Tonight’s Foals show at Huxley’s Neue Welt is – in the word’s of frontman Yanis Philippakis – a “spicy” affair.

There’s a tropical feeling in the air, either from the tall greenery the band have installed around the stage or from the monsoon-esque conditions the audience had to battle through to reach the venue. (Isn’t it supposed to be summer already?) The gig is a sell-out and the crowd is sweaty before we get started.

Foals, visiting from their native Oxfordshire, UK, are playing the last show of their first mainland European tour since the release of their fifth album, Everything Not Saved Will Be Lost Part 1, in March. Going on tonight’s performance, the newer material is more than ready for the summer festival circuit.

Few British bands of Foals’ generation have hit the same level of consistency.

Few British rock bands of Foals’ generation have hit the same level of consistency across their records, and this shows in the appreciation the crowd gives to the songs from the new album. The juddering, ryhthmic single ‘Exits’ and the arena-ready blare of ‘White Onions’ are all the injection needed to start the floor shaking and the drinks flying. The sound – sporadically unreliable at Huxleys – is spot-on tonight.

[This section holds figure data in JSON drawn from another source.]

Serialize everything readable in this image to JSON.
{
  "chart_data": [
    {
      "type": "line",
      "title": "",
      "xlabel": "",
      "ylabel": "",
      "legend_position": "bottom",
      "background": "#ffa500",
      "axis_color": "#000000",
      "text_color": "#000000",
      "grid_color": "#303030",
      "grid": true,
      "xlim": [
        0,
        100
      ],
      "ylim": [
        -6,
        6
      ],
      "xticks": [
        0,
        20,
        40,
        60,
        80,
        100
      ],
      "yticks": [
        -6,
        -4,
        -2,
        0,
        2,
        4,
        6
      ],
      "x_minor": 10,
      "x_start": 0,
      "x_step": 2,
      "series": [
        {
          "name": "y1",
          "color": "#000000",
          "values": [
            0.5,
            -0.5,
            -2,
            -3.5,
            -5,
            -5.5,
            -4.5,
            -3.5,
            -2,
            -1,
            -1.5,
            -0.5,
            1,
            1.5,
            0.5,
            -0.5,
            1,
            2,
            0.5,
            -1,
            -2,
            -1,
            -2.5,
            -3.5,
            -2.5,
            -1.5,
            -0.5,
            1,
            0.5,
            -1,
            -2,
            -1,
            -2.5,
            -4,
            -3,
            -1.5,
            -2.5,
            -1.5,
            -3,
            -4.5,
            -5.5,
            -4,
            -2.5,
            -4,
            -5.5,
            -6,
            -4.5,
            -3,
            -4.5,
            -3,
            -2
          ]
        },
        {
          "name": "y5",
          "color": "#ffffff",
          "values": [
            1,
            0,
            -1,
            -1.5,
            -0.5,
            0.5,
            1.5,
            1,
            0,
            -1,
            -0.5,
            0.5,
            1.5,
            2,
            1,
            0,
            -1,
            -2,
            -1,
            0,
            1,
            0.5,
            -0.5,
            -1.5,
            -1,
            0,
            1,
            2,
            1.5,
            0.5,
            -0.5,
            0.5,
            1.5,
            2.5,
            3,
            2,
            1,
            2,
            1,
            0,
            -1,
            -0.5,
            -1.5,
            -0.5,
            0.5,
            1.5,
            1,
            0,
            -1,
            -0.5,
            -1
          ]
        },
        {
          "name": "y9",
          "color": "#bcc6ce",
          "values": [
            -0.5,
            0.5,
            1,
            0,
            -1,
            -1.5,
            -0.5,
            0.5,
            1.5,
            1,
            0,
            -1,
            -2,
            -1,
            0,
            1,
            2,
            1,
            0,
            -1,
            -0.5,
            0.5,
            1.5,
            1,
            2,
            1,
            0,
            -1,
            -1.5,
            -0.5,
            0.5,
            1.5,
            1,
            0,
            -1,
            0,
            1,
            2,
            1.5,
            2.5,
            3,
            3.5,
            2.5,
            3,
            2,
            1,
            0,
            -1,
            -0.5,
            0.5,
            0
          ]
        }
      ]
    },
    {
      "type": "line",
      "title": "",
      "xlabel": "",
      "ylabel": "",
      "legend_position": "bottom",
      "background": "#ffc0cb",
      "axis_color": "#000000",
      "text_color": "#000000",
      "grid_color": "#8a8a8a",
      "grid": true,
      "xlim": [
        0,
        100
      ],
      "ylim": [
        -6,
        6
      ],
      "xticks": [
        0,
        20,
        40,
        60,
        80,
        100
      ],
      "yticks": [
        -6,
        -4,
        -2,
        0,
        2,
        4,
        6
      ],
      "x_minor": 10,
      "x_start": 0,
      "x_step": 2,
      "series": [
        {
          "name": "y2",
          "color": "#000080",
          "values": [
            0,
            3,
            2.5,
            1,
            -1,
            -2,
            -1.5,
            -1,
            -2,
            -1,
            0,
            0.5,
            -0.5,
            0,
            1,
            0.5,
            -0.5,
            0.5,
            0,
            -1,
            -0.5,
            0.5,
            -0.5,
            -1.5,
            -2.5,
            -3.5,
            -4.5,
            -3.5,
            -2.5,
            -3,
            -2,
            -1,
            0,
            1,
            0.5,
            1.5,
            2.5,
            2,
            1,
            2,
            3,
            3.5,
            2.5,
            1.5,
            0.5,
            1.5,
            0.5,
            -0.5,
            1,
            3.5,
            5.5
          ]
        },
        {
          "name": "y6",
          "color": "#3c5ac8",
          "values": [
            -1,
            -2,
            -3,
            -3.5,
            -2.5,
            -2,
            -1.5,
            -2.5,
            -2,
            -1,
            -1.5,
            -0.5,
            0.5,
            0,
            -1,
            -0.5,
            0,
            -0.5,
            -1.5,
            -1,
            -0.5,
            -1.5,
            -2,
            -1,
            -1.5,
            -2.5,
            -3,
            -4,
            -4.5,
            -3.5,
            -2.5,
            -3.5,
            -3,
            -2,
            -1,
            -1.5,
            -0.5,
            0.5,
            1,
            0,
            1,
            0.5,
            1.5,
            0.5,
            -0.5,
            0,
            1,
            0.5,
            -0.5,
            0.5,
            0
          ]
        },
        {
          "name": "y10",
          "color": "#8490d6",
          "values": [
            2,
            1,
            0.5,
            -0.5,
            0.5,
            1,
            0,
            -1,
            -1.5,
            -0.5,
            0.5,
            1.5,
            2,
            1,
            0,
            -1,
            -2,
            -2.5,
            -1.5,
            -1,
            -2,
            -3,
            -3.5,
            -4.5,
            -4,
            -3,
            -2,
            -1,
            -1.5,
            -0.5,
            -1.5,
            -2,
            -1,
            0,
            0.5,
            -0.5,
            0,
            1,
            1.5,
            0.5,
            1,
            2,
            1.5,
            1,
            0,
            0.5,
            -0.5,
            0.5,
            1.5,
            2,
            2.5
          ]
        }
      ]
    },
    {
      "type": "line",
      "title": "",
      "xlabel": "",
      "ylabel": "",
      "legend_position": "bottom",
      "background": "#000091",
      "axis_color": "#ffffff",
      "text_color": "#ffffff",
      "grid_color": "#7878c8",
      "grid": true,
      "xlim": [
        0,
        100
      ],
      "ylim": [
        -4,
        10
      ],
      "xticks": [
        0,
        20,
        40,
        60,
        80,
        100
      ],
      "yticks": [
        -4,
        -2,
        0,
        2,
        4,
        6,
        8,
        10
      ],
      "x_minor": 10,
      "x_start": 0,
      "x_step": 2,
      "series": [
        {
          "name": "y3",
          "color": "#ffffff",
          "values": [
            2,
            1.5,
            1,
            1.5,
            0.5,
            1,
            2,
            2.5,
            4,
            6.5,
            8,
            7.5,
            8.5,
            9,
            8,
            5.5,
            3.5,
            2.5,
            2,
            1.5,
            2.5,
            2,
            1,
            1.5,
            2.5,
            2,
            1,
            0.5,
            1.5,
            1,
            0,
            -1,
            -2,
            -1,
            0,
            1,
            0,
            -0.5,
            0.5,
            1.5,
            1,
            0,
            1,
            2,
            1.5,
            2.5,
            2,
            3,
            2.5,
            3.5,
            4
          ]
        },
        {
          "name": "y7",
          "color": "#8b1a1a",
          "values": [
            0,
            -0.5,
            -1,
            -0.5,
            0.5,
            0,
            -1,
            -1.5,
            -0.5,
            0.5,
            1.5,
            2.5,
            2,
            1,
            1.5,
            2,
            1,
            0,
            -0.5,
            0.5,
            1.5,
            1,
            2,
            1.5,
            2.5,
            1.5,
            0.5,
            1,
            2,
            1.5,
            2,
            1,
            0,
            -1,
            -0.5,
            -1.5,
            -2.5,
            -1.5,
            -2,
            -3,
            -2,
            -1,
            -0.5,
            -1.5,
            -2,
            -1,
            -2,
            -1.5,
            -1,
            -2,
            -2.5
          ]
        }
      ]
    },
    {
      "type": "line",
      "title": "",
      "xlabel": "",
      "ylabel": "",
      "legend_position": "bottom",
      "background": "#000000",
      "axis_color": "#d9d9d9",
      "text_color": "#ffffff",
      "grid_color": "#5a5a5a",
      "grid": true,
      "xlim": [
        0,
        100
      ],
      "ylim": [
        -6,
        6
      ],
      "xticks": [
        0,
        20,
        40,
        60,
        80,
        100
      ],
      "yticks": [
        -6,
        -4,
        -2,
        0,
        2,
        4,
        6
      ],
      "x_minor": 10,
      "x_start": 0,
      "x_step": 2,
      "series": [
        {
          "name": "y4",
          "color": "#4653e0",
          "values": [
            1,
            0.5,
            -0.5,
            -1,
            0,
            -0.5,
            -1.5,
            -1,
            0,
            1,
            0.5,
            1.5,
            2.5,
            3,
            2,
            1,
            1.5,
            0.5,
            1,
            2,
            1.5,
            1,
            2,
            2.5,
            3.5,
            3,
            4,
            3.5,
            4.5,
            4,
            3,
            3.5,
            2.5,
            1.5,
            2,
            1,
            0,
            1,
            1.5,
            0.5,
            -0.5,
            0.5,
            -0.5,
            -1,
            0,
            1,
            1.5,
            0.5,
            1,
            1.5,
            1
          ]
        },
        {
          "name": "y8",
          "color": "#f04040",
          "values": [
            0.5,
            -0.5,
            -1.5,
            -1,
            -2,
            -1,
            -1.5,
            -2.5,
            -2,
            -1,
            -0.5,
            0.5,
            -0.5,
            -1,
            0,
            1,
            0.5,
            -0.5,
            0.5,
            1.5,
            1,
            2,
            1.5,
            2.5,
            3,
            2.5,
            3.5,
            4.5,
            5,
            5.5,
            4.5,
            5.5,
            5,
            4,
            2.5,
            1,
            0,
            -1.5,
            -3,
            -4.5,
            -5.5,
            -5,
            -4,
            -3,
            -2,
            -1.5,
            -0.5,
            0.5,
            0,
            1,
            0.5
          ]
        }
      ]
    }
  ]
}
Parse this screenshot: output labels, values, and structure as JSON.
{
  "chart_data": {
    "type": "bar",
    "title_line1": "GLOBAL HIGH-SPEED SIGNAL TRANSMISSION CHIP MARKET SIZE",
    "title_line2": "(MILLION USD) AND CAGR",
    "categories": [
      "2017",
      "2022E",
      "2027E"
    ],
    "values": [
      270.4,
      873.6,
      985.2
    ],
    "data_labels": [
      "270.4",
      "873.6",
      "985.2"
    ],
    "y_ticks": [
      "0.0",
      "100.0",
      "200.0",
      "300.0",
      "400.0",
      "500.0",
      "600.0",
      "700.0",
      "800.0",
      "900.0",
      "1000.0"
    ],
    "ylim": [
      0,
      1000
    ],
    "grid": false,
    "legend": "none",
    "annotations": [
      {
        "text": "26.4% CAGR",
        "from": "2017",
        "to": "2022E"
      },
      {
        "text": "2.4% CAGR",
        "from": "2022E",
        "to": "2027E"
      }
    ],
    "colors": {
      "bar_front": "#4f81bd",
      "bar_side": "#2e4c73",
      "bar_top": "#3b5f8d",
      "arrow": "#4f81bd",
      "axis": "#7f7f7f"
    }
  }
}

It’s the first album and tour that Foals have embarked on without bassist and founding member Walter Gervers. Jeremy Pritchard – previously most commonly found donning ridiculous stage costumes with Everything Everything – has stepped in for the current tour, and delivers his lines immaculately.

The brooding ‘Spanish Sahara’ is every bit as powerful as the raucous rendition of ‘Inhaler’.

The band smoothly traverse between their janglier indie numbers (‘My Number’, inevitably, gets a rapturous reception) and the heavy stuff. The brooding ‘Spanish Sahara’ from 2010’s Total Life Forever is every bit as powerful as the raucous rendition of ‘Inhaler’. In a nice nod to the long-time fans, ‘Olympic Airways’ from debut album Antidotes is given a new airing.

Philippakis isn’t averse to indulging his inner Dave Grohl at times, and starts a mild frenzy by strutting along the bartop to the back of the room, returning again to order a shot from the barman during the encore.

The energy doesn’t let up until the lights come on.